Length: 288 pages
Source: Local Library
Personal Enjoyment Factor: 4.5/5
First Line: I was sitting in a taxi, wondering if I had overdressed for the evening, when I looked out the window and saw Mom rooting through a Dumpster.
I've avoided reading this for a while because I was afraid of it. From other reviews it sounded pretty gritty and traumatizing. I also don't really like memoirs. I'm too mistrustful of memoir writers. I feel like they're lying to me or embellishing the facts or making themselves into heroes. I probably would have left it alone forever if it had not been chosen for a book club. It turns out that I either trust Jeannette Walls, or she told such a gripping account that I forgot to doubt her.

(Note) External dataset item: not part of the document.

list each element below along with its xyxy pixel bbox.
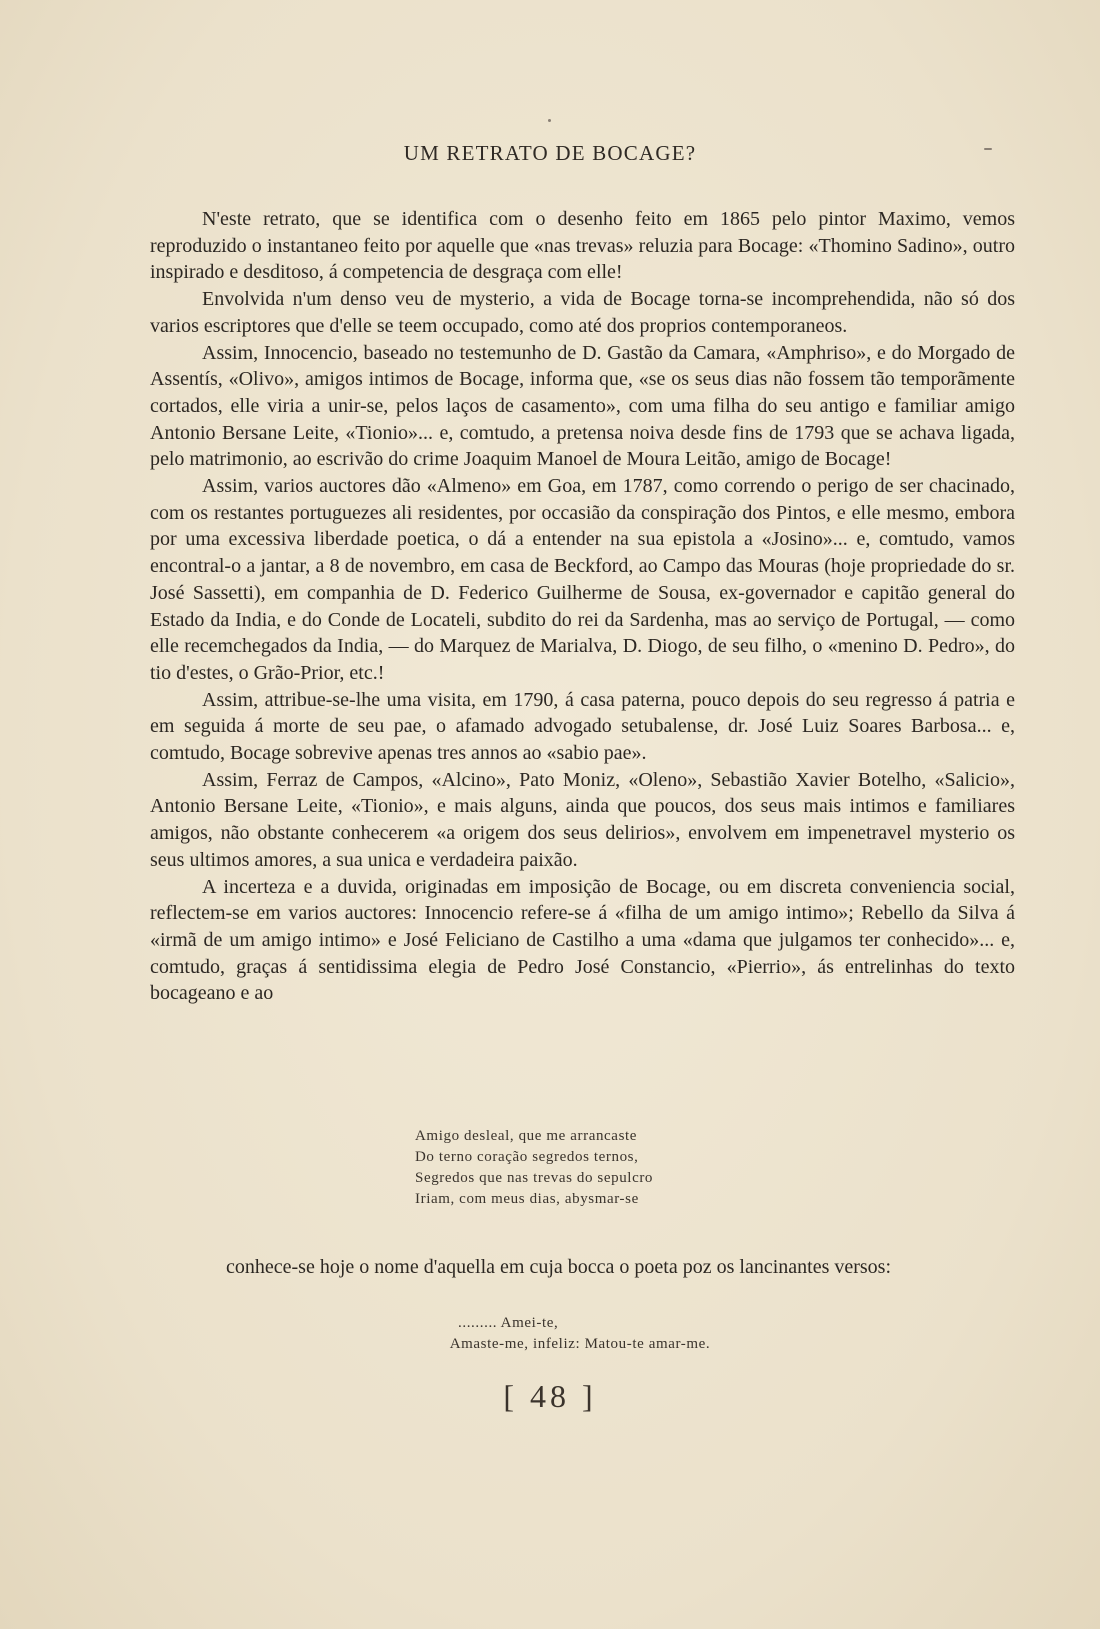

I suppose it's funny that I should be so believing of such an unimaginable account. It would make sense for me to insert here a few examples of the appalling situations Jeannette and her siblings find themselves in as a result of the unconventional lifestyle of their parents. But I figure those who have read it already know. And for those who haven't, I don't want to lessen the impact by sharing bits and pieces out of their proper order. Walls unfolds her story perfectly, and the reader grows and learns and survives with her.
Walls withholds judgment of her parents in such a way that made me as reader need to compensate for it. I was ANGRY with her parents. Very angry. I believe that Jeanette's parents threw off the burdens of parenthood and let them fall on the shoulders of their children. They did this in the name of teaching their children self-sufficiency. I'm all for teaching my children to be independent. But in this case, it only served as a justification for their extreme selfishness.

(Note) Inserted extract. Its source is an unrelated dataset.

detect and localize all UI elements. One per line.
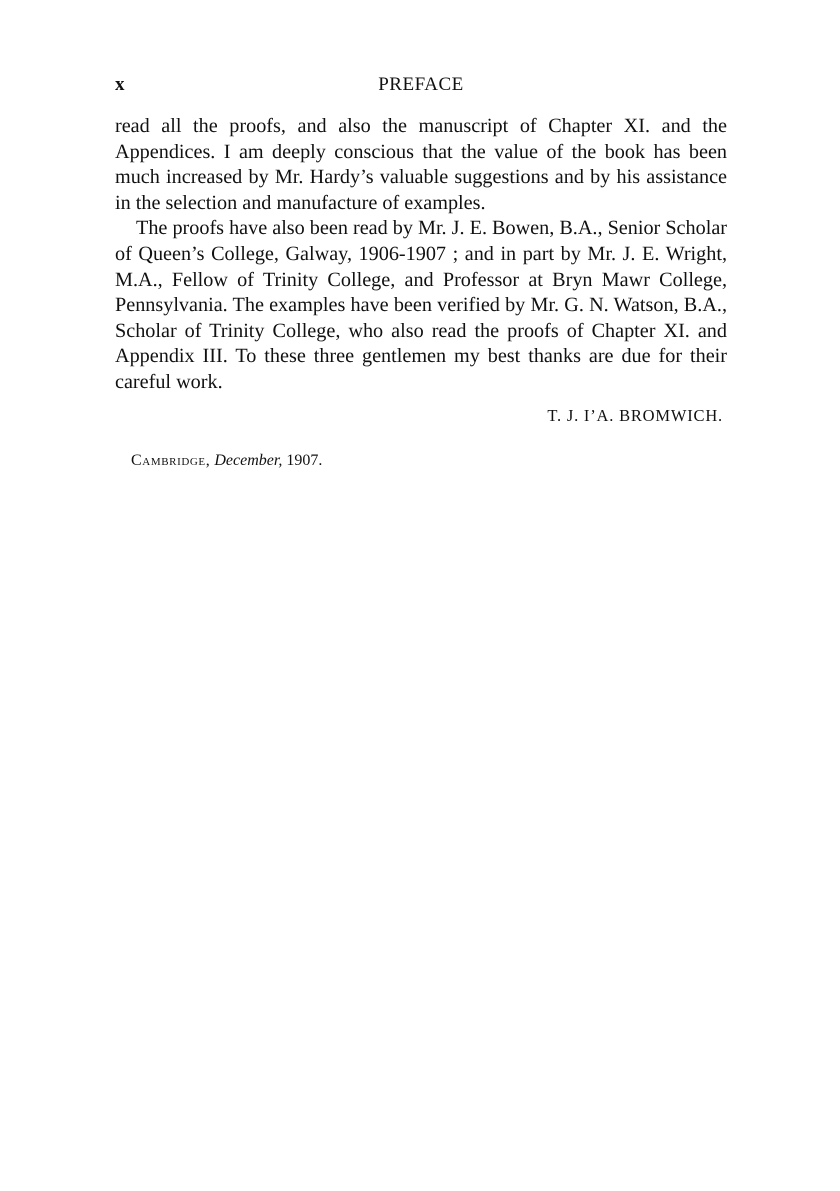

Am I too harsh? I wasn't able to go to the book club, so I don't know if others felt the same. Both parents were clearly mentally ill. Alcoholism and depression smothered much of what was positive about their approach to raising kids. But I can't bring myself to excuse some of the things they did or allowed to happen. Am I a perfect mother myself? Absolutely not. But I have to say that reading this book puts my ugly moments into perspective.
Thankfully, Jeanette and her siblings were molded into strong and successful adults despite and/or as a result of their experiences. What makes the memoir bearable is the survival story of these remarkable children. One thing I've learned about parenting is that one and one don't always equal two. The equation is complex with too many variables to predict what the product will be. But we still try to do our best with the tools we have, and love our children the best way we know how. I suppose in some way, that's what the Walls parents did. I'm just grateful that I have at least a few more "tools" than they had--food, shelter, and mental health (most of the time, anyway.)
On a somewhat related note--Happy Mother's Day!